Sur la demande d’autorisation à constat par huissier
La demande de M. [R] [O] n’est étayée d’aucune pièce justifiant la nécessité de cette autorisation, dans le cadre de la présente instance, de sorte qu’il n’y a lieu d’y faire droit.
Sur les demandes accessoires
Mme [F] [W] partie perdante, sera condamnée aux dépens en application de l’article 696 du Code de procédure civile qui comprennent les frais de procédure dont le coût de l’assignation.
Elle sera également condamnée à verser à M. [R] [O], la somme de 300 euros au titre de l’article 700 du Code de procédure civile.

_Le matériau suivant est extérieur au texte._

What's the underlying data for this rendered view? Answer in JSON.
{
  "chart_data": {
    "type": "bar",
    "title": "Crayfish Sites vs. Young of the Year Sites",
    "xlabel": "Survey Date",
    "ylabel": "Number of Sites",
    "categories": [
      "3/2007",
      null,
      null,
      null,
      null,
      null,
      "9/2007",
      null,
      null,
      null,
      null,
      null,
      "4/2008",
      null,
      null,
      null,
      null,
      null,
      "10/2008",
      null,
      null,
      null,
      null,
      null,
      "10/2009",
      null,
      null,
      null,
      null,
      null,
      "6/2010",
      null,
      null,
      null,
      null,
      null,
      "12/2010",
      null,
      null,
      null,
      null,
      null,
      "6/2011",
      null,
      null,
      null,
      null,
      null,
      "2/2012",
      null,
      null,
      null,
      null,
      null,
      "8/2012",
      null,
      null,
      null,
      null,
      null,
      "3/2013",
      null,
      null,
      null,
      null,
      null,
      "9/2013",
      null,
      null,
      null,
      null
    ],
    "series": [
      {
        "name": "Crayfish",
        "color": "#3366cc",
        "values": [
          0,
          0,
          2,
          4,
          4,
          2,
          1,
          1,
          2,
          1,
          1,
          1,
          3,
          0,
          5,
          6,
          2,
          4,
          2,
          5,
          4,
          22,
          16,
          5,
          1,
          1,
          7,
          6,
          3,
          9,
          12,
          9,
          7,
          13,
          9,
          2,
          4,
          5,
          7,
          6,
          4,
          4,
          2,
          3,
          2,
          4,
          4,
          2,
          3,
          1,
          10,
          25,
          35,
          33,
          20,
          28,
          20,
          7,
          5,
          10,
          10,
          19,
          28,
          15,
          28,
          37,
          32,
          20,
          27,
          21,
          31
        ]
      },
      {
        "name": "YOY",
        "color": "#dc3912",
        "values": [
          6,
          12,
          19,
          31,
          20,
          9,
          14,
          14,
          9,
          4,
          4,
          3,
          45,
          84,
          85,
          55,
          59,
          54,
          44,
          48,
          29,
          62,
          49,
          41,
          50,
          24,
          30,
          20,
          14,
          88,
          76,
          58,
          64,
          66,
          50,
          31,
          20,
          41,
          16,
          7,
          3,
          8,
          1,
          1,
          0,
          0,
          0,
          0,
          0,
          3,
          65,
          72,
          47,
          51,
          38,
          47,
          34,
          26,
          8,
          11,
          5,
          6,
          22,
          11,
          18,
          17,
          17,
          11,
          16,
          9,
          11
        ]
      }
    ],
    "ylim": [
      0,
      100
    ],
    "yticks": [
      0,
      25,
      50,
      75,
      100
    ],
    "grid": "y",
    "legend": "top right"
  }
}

En application de l’article 514 du Code de Procédure civile, l’exécution provisoire, de droit en la matière, ne sera pas écartée.
PAR CES MOTIFS,
Le juge des contentieux de la protection du tribunal judiciaire de Paris, statuant publiquement en premier ressort par jugement contradictoire mis à disposition au greffe,
DECLARE M. [R] [O] recevable en ses demandes ;
PRONONCE la résiliation du bail consenti au bénéfice de Mme [F] [W] et portant sur un studio de 14,25 m² situé [Adresse 2] ;
ORDONNE en conséquence à Mme [F] [W] de libérer les lieux et de restituer les clés dans le délai de huit jours à compter de la signification du présent jugement ;
DIT qu’à défaut pour Mme [F] [W] d’avoir volontairement libéré les lieux et restitué les clés dans ce délai, M. [R] [O] pourra, deux mois après la signification d’un commandement de quitter les lieux, faire procéder à son expulsion ainsi qu’à celle de tous occupants de son chef, conformément à l’article L.412-1 du code des procédures civiles d’exécution, y compris le cas échéant avec le concours d’un serrurier et de la force publique ;
CONDAMNE Mme [F] [W] à verser à M. [R] [O] l’arriéré de loyers s’élevant à la somme de 14 560 euros (échéance de novembre 2025 incluse) avec intérêts au taux légal à compter du 26 juin 2025 sur la somme de 11 440 euros et de la présente décision pour le surplus ;
CONDAMNE Mme [F] [W] à payer à M. [R] [O], à compter du 1er décembre 2025, une indemnité mensuelle d’occupation d’un montant équivalent à celui du loyer, des charges et des taxes, tel qu’il aurait été si le contrat s’était poursuivi (520 euros), et ce jusqu’à la date de libération effective et définitive des lieux (volontaire ou en suite de l’expulsion) ;
CONDAMNE Mme [F] [W] aux dépens de l’instance ;
CONDAMNE Mme [F] [W] à verser à M. [R] [O] la somme de 300 euros au titre de l’article 700 du code de procédure civile ;
DEBOUTE les parties du surplus de ses demandes ;
RAPPELLE que l’exécution provisoire de la présente décision est de droit.
Ainsi jugé et prononcé par jugement signé les jour, mois et an susdits par le juge des contentieux de la protection et la greffière susnommés et mis à disposition au greffe.